Выбрать главу

А телефон-то еще чем хорош — надоело тебе смотреть, или там, отлучиться куда надо, поставил на паузу, и топай по своим делам. А потом можно включить с этого самого места, когда тебе удобно. Не понял с первого раза, что тебе там показали? Отмотай назад и смотри заново. Сплошные преимущества. А новости?! Тут, в Интернете этого добра завались! Поболе, чем в телевизоре. Знай только фильтруй, да лапшу с ушей отряхивай.

Короче, оценил Михалыч новый телефон по достоинству. С лучшим другом меньше общался, нежели с телефоном. Потому что по телефону и с другом пообщаешься, и с Клавдией Васильевной, и с сыном, и с внуком. А тот — даром, что малец, такие видосы пришлет, закачаешься. И где берет-то их, в школе что ли им выдают?

И вот дружок-то, Иван Филиппыч, возмущаться стал, что, мол, он — Михалыч, совсем в телефоне поселился. С ним теперича каши не сваришь, на рыбалку нормально не сходишь и пивка по выходным не попьешь. Все, пропал Михалыч, осовременился и отелефонился, что та молодежь сопливая… как их? Тинеджеры, во!

— Тинеджеры, — передразнил дружка Михалыч, — не знаешь, так не говори! А правильно говорится ти-нейд-же-ры. Понял? Повтори!

— Вот еще, — закипятился Иван Филиппыч, — буду я повторять слова всякие иностранные. Что у нас своих, русских слов нету? Шантропа, она и есть шантропа.

— Сам заикнулся, сам! — наскакивал Михалыч, — но сказал неправильно. Что за шантропа? Слово-то какое старорежимное. У нас прогресс семимильными шагами шагает, а ты все — шантропа…

— Зато это русское слово. Пусть старое, но понятное. Не то, что твоя иностранщина! — не отступался Иван Филиппыч.

— Русский язык тоже должен обновляться. Пусть появляются разные новые слова, международные. Маяковский тоже внедрял новые слова. Они назывались неологизмы.

— Ну, ты далеко не Маяковский, — язвительно заметил Иван Филиппович, — ишь, гизмы какие-то выдумал.

— Ну так я не сам придумал это слово, — огрызнулся Михалыч.

— А ты придумаешь… Скоро и не такое придумаешь со своим телефоном. Совсем свихнешься, прости Господи. Как говорится, крыша съедет. И будешь совсем ку-ку, — Иван Филиппович покрутил растопыренной ладонью у виска, — а все твой телефон. Жить без него не могешь.

— Ах, не могу?!

— Не могешь!

— Да в руки больше не возьму эту балалайку! Никогда в жизни!

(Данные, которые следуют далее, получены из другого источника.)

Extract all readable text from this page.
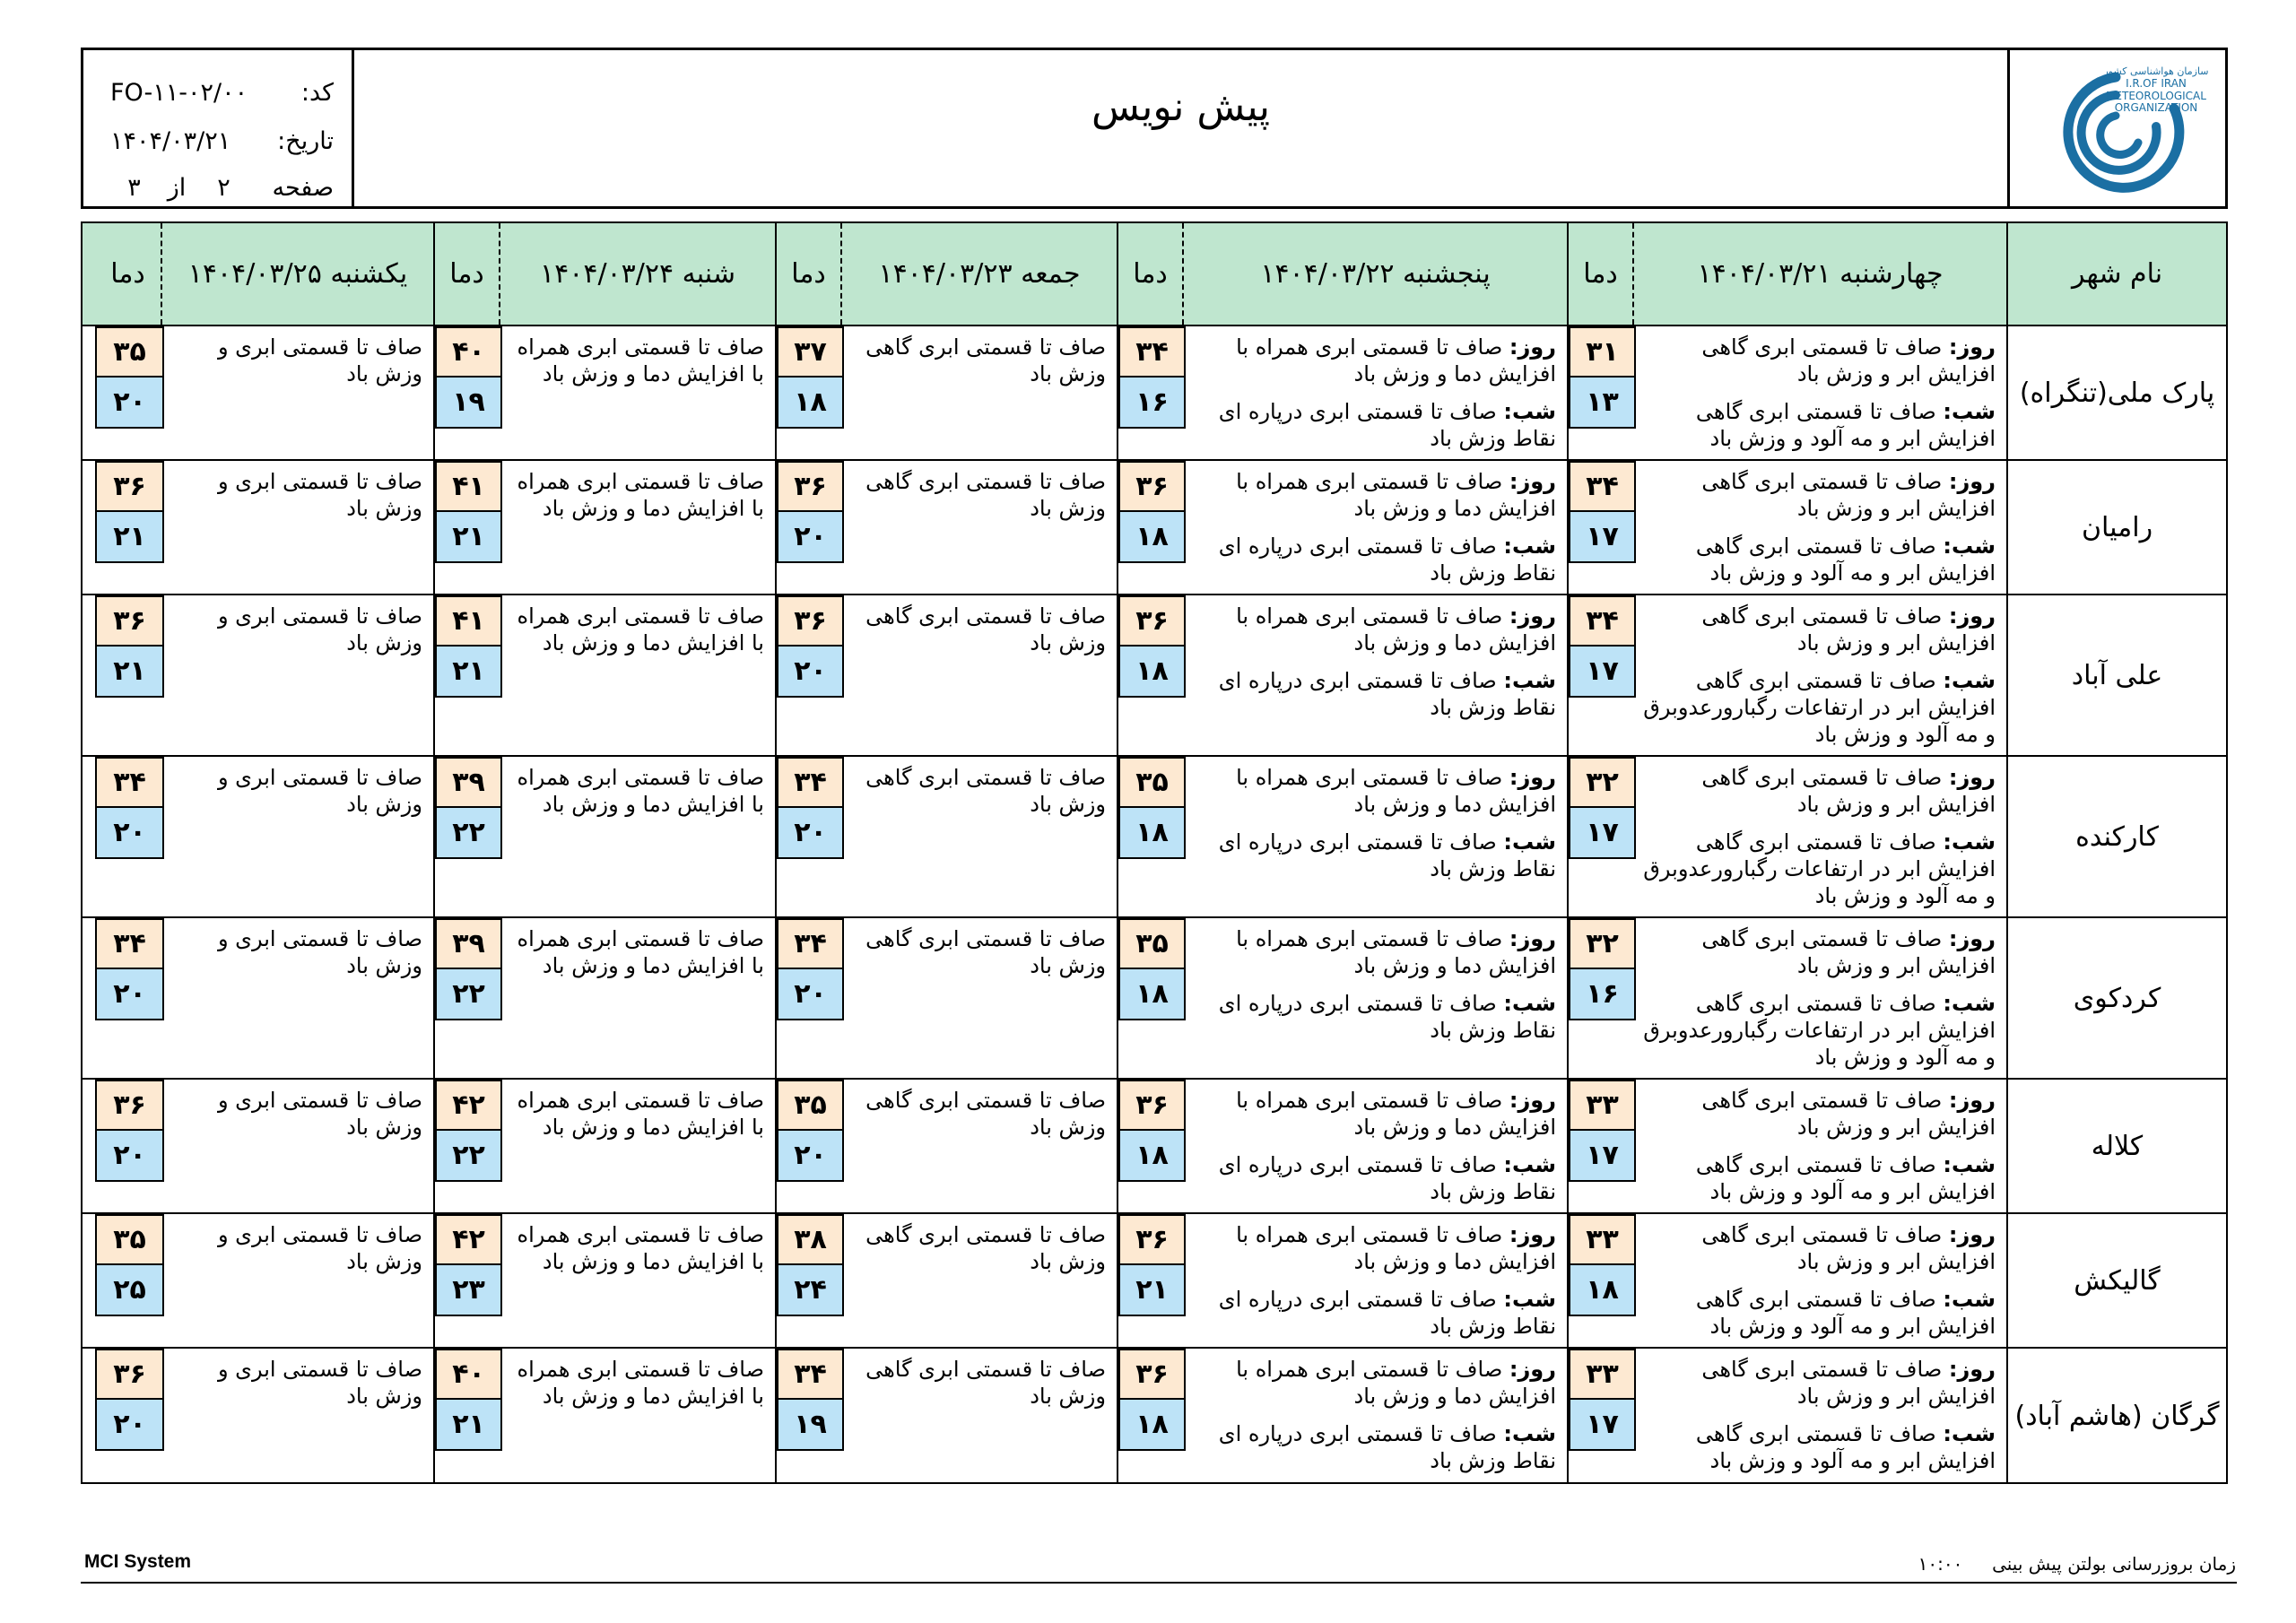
سازمان هواشناسی کشور
I.R.OF IRAN
METEOROLOGICAL
ORGANIZATION
پیش نویس
کد:
FO-۱۱-۰۲/۰۰
تاریخ:
۱۴۰۴/۰۳/۲۱
صفحه
۲
از
۳
نام شهر
چهارشنبه ۱۴۰۴/۰۳/۲۱
دما
پنجشنبه ۱۴۰۴/۰۳/۲۲
دما
جمعه ۱۴۰۴/۰۳/۲۳
دما
شنبه ۱۴۰۴/۰۳/۲۴
دما
یکشنبه ۱۴۰۴/۰۳/۲۵
دما
پارک ملی(تنگراه)

روز: صاف تا قسمتی ابری گاهی افزایش ابر و وزش باد

شب: صاف تا قسمتی ابری گاهی افزایش ابر و مه آلود و وزش باد

۳۱
۱۳

روز: صاف تا قسمتی ابری همراه با افزایش دما و وزش باد

شب: صاف تا قسمتی ابری درپاره ای نقاط وزش باد

۳۴
۱۶

صاف تا قسمتی ابری گاهی وزش باد

۳۷
۱۸

صاف تا قسمتی ابری همراه با افزایش دما و وزش باد

۴۰
۱۹

صاف تا قسمتی ابری و وزش باد

۳۵
۲۰
رامیان

روز: صاف تا قسمتی ابری گاهی افزایش ابر و وزش باد

شب: صاف تا قسمتی ابری گاهی افزایش ابر و مه آلود و وزش باد

۳۴
۱۷

روز: صاف تا قسمتی ابری همراه با افزایش دما و وزش باد

شب: صاف تا قسمتی ابری درپاره ای نقاط وزش باد

۳۶
۱۸

صاف تا قسمتی ابری گاهی وزش باد

۳۶
۲۰

صاف تا قسمتی ابری همراه با افزایش دما و وزش باد

۴۱
۲۱

صاف تا قسمتی ابری و وزش باد

۳۶
۲۱
علی آباد

روز: صاف تا قسمتی ابری گاهی افزایش ابر و وزش باد

شب: صاف تا قسمتی ابری گاهی افزایش ابر در ارتفاعات رگبارورعدوبرق و مه آلود و وزش باد

۳۴
۱۷

روز: صاف تا قسمتی ابری همراه با افزایش دما و وزش باد

شب: صاف تا قسمتی ابری درپاره ای نقاط وزش باد

۳۶
۱۸

صاف تا قسمتی ابری گاهی وزش باد

۳۶
۲۰

صاف تا قسمتی ابری همراه با افزایش دما و وزش باد

۴۱
۲۱

صاف تا قسمتی ابری و وزش باد

۳۶
۲۱
کارکنده

روز: صاف تا قسمتی ابری گاهی افزایش ابر و وزش باد

شب: صاف تا قسمتی ابری گاهی افزایش ابر در ارتفاعات رگبارورعدوبرق و مه آلود و وزش باد

۳۲
۱۷

روز: صاف تا قسمتی ابری همراه با افزایش دما و وزش باد

شب: صاف تا قسمتی ابری درپاره ای نقاط وزش باد

۳۵
۱۸

صاف تا قسمتی ابری گاهی وزش باد

۳۴
۲۰

صاف تا قسمتی ابری همراه با افزایش دما و وزش باد

۳۹
۲۲

صاف تا قسمتی ابری و وزش باد

۳۴
۲۰
کردکوی

روز: صاف تا قسمتی ابری گاهی افزایش ابر و وزش باد

شب: صاف تا قسمتی ابری گاهی افزایش ابر در ارتفاعات رگبارورعدوبرق و مه آلود و وزش باد

۳۲
۱۶

روز: صاف تا قسمتی ابری همراه با افزایش دما و وزش باد

شب: صاف تا قسمتی ابری درپاره ای نقاط وزش باد

۳۵
۱۸

صاف تا قسمتی ابری گاهی وزش باد

۳۴
۲۰

صاف تا قسمتی ابری همراه با افزایش دما و وزش باد

۳۹
۲۲

صاف تا قسمتی ابری و وزش باد

۳۴
۲۰
کلاله

روز: صاف تا قسمتی ابری گاهی افزایش ابر و وزش باد

شب: صاف تا قسمتی ابری گاهی افزایش ابر و مه آلود و وزش باد

۳۳
۱۷

روز: صاف تا قسمتی ابری همراه با افزایش دما و وزش باد

شب: صاف تا قسمتی ابری درپاره ای نقاط وزش باد

۳۶
۱۸

صاف تا قسمتی ابری گاهی وزش باد

۳۵
۲۰

صاف تا قسمتی ابری همراه با افزایش دما و وزش باد

۴۲
۲۲

صاف تا قسمتی ابری و وزش باد

۳۶
۲۰
گالیکش

روز: صاف تا قسمتی ابری گاهی افزایش ابر و وزش باد

شب: صاف تا قسمتی ابری گاهی افزایش ابر و مه آلود و وزش باد

۳۳
۱۸

روز: صاف تا قسمتی ابری همراه با افزایش دما و وزش باد

شب: صاف تا قسمتی ابری درپاره ای نقاط وزش باد

۳۶
۲۱

صاف تا قسمتی ابری گاهی وزش باد

۳۸
۲۴

صاف تا قسمتی ابری همراه با افزایش دما و وزش باد

۴۲
۲۳

صاف تا قسمتی ابری و وزش باد

۳۵
۲۵
گرگان (هاشم آباد)

روز: صاف تا قسمتی ابری گاهی افزایش ابر و وزش باد

شب: صاف تا قسمتی ابری گاهی افزایش ابر و مه آلود و وزش باد

۳۳
۱۷

روز: صاف تا قسمتی ابری همراه با افزایش دما و وزش باد

شب: صاف تا قسمتی ابری درپاره ای نقاط وزش باد

۳۶
۱۸

صاف تا قسمتی ابری گاهی وزش باد

۳۴
۱۹

صاف تا قسمتی ابری همراه با افزایش دما و وزش باد

۴۰
۲۱

صاف تا قسمتی ابری و وزش باد

۳۶
۲۰
MCI System	زمان بروزرسانی بولتن پیش بینی  ۱۰:۰۰
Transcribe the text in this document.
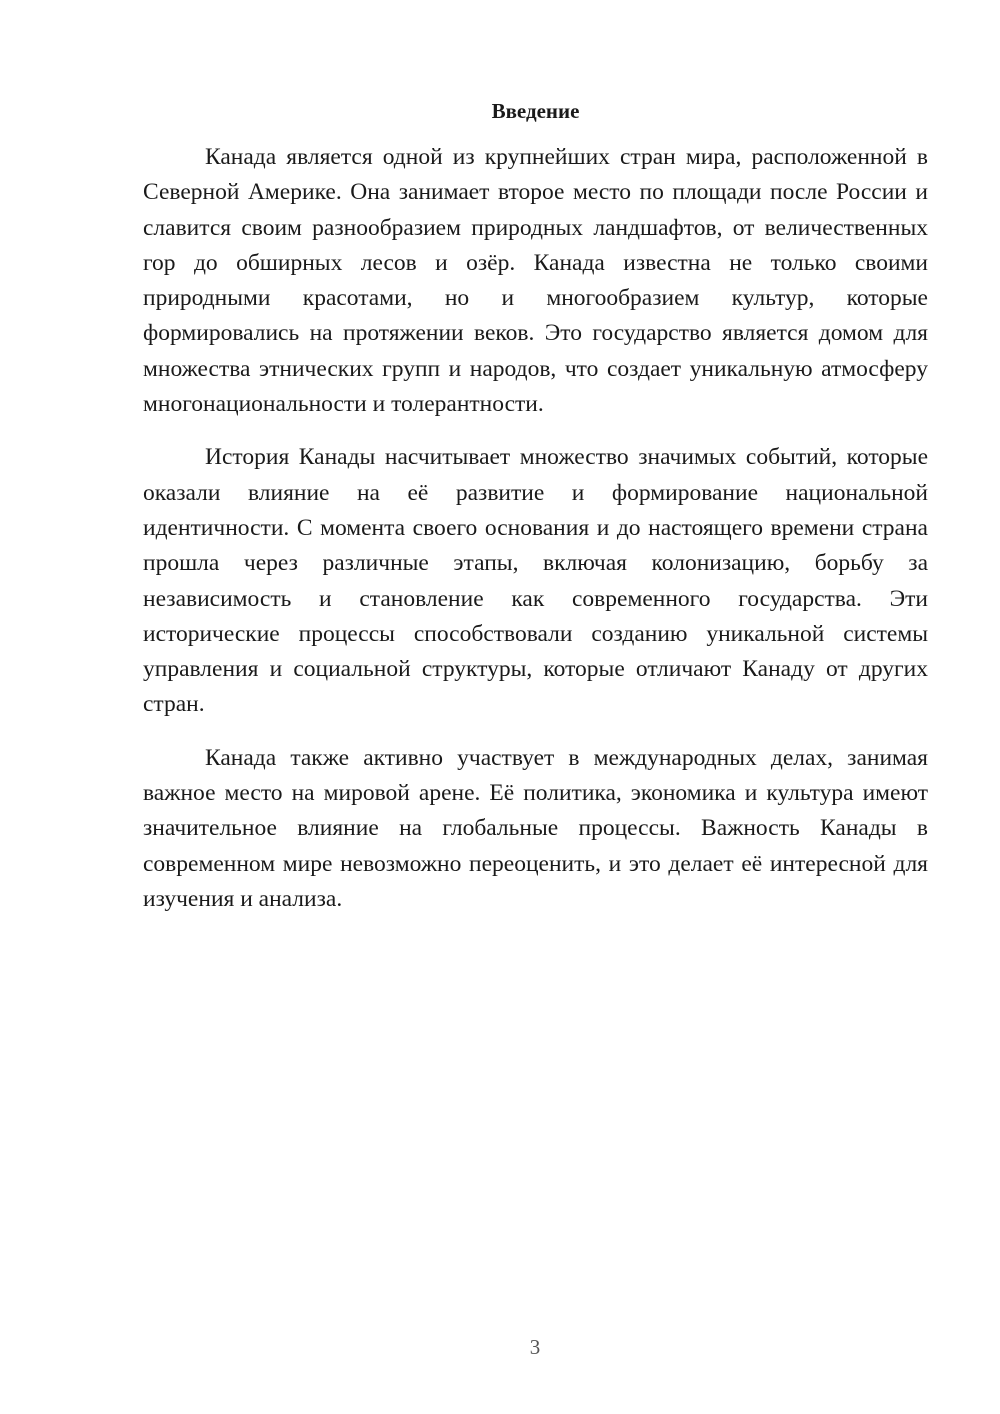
Введение

Канада является одной из крупнейших стран мира, расположенной в Северной Америке. Она занимает второе место по площади после России и славится своим разнообразием природных ландшафтов, от величественных гор до обширных лесов и озёр. Канада известна не только своими природными красотами, но и многообразием культур, которые формировались на протяжении веков. Это государство является домом для множества этнических групп и народов, что создает уникальную атмосферу многонациональности и толерантности.

История Канады насчитывает множество значимых событий, которые оказали влияние на её развитие и формирование национальной идентичности. С момента своего основания и до настоящего времени страна прошла через различные этапы, включая колонизацию, борьбу за независимость и становление как современного государства. Эти исторические процессы способствовали созданию уникальной системы управления и социальной структуры, которые отличают Канаду от других стран.

Канада также активно участвует в международных делах, занимая важное место на мировой арене. Её политика, экономика и культура имеют значительное влияние на глобальные процессы. Важность Канады в современном мире невозможно переоценить, и это делает её интересной для изучения и анализа.

3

Михалыч грохнул телефон об стол.

— Все, телефоном я пользоваться больше не буду! Ты меня еще не знаешь! Мужик сказал, мужик сделал!

Михалыч скрестил руки на груди и замолчал, посапывая от обиды. И тут его накрыл страх — а как жить-то теперь без телефона? Без ю-туба этого. Без сообщений от Клавдии Васильевны. Но гордость не позволяла ему идти на попятный. Он уже сожалел о сказанном. И чего, спрашивается ляпнул, про это самое «никогда»? Сказал бы уж неделю или три дня. Но Михалыч был вреден и упрям. Иногда сказанное им в сердцах оборачивалось против него же самого, но он не желал признавать свое поражение, и от этого немало страдал.

Иван Филиппыч все это знал про своего друга, как никак больше полусотни лет дружба их длится. И не раз выручал дружка своего, поворачивая ситуацию так, чтобы Михалычу помочь, и в то же время, чтобы тот от своих убеждений не отказывался. Но в этот раз Иван Филиппыч, что говорится, полез в бутылку. Внезапно у него случилась вспышка вредности. То ли бури какие магнитные, то ли Меркурий ретроградный разбуянился, то ли луна не в той фазе, но Иван Филиппыч вопреки своему доброму и покладистому нраву уперся, встал в позу.

— Ну-ну, — заявил он, — в руки, значит, не возьмешь? Посмотрим, посмотрим, хватит ли у тебя выдержки…

Михалыч яростно схватил телефон. Иван Филиппыч слегка побледнел. Он, было, подумал, что бросит Михалыч телефон в сердцах о стенку. Но нет, тот просто выключил его и дрожащими от волнения и переизбытка эмоций руками затолкал в коробку, а коробку убрал в шкаф. С громким стуком хлопнул дверцей шкафа и повернулся к своему дружку.

— Ну, что, убедился?!

— Не знаю. Не знаю… — вместо того, чтобы успокоить друга, Иван Филиппыч еще больше заводил того. — Ну, выключил, ну, спрятал. А на сколько тебя хватит? Через час его снова и включишь.